First, the Pulp Asylum magazine bought my short story “Murder of the Orient Express” (of, not on). After that, Story Unlikely bought the reprint rights to my very first sold story, “How to Prepare for Time Travelers in the Workplace.” And last but not least, I’ve sold my first-ever non-fiction work! My essay “The Hierarchy of Apocalypses” will appear in an upcoming issue of Phano. It’s about my video game escapism during the pandemic, and the many, many ways we as a society have chosen to outsource our humanity to machines. I’ve written quite a few non-fiction Kindle books before, but this is the first actual non-fiction essay sale. Hopefully, the first of many!

Also, I’ve finished yet another short film! That particular project is still top-secret, but it is – for once – not sci-fi, and it deals with a quixotic astronaut. Gonna add a few finishing touches and then try my luck submitting it to some A-list festivals. (The odds may be against me, but I have infinite time and optimism.)

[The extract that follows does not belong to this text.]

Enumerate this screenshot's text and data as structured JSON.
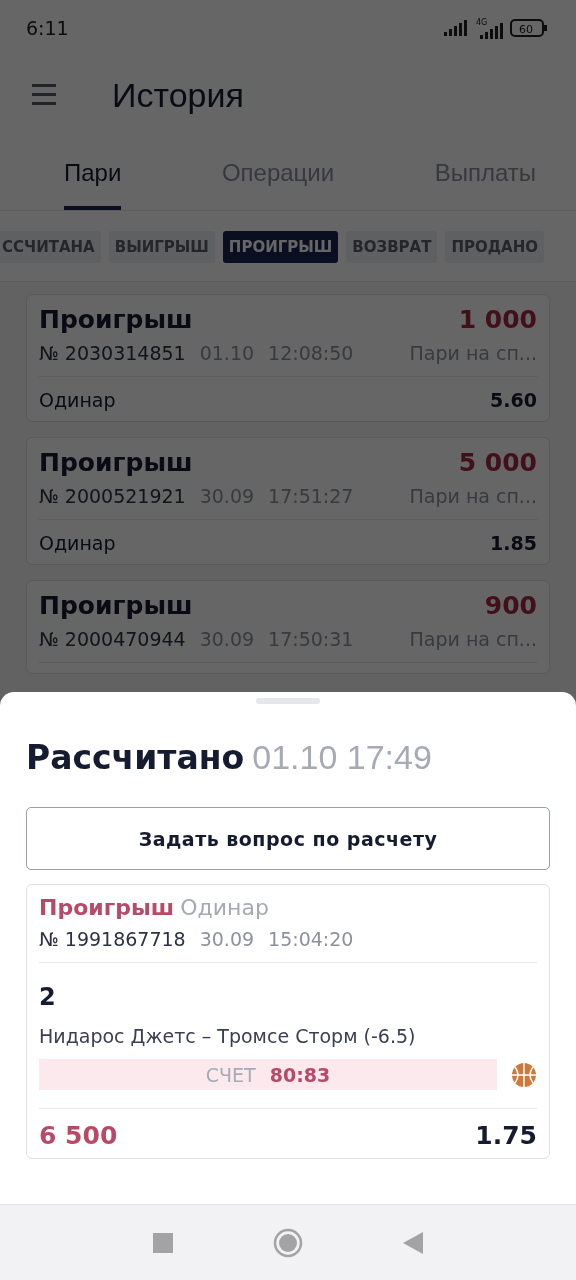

Needless to say, this week has been one long series of celebrations. It’s a good thing I’m trying to gain as much weight as possible for my upcoming Continental Divide Trail adventure. (I fly out in just 17 days, wooo!) And on top of that, I have a very very enthusiastic agent reading my new novel (“The Patron Saint of Unforgivable Mistakes”), and a few more stories submitted to anthologies – which have not yet been rejected on sight. (That’s always a good sign!)

I can’t quite describe how great this feels: after months of rejections, receiving three acceptance emails (and on the same week!) is an unbelievable dopamine boost.

I track all my story submissions (and rejections) in a plain old text file – that’s fast and easy. At this point, I’m starting to run low on the unsold stories, which is an excellent problem to have! I’m currently reading the wonderful “Creating Short Fiction” by Damon Knight – reading it slowly, because (unlike so many writing guides…), it’s choke-full of advice and food for thought. The goal is to read it and internalize its lessons (or most of them, anyway) before my big CDT hike. I won’t have a lot of free time on my adventure, but I’ll have some – and I’ll have many many hours of nothing but hiking, and thinking, and brainstorming. This isn’t one of my primary goals for the hike (and not even in the top-5), but I suspect I’ll finish it with quite a few new short stories and poems. We’ll see, eh.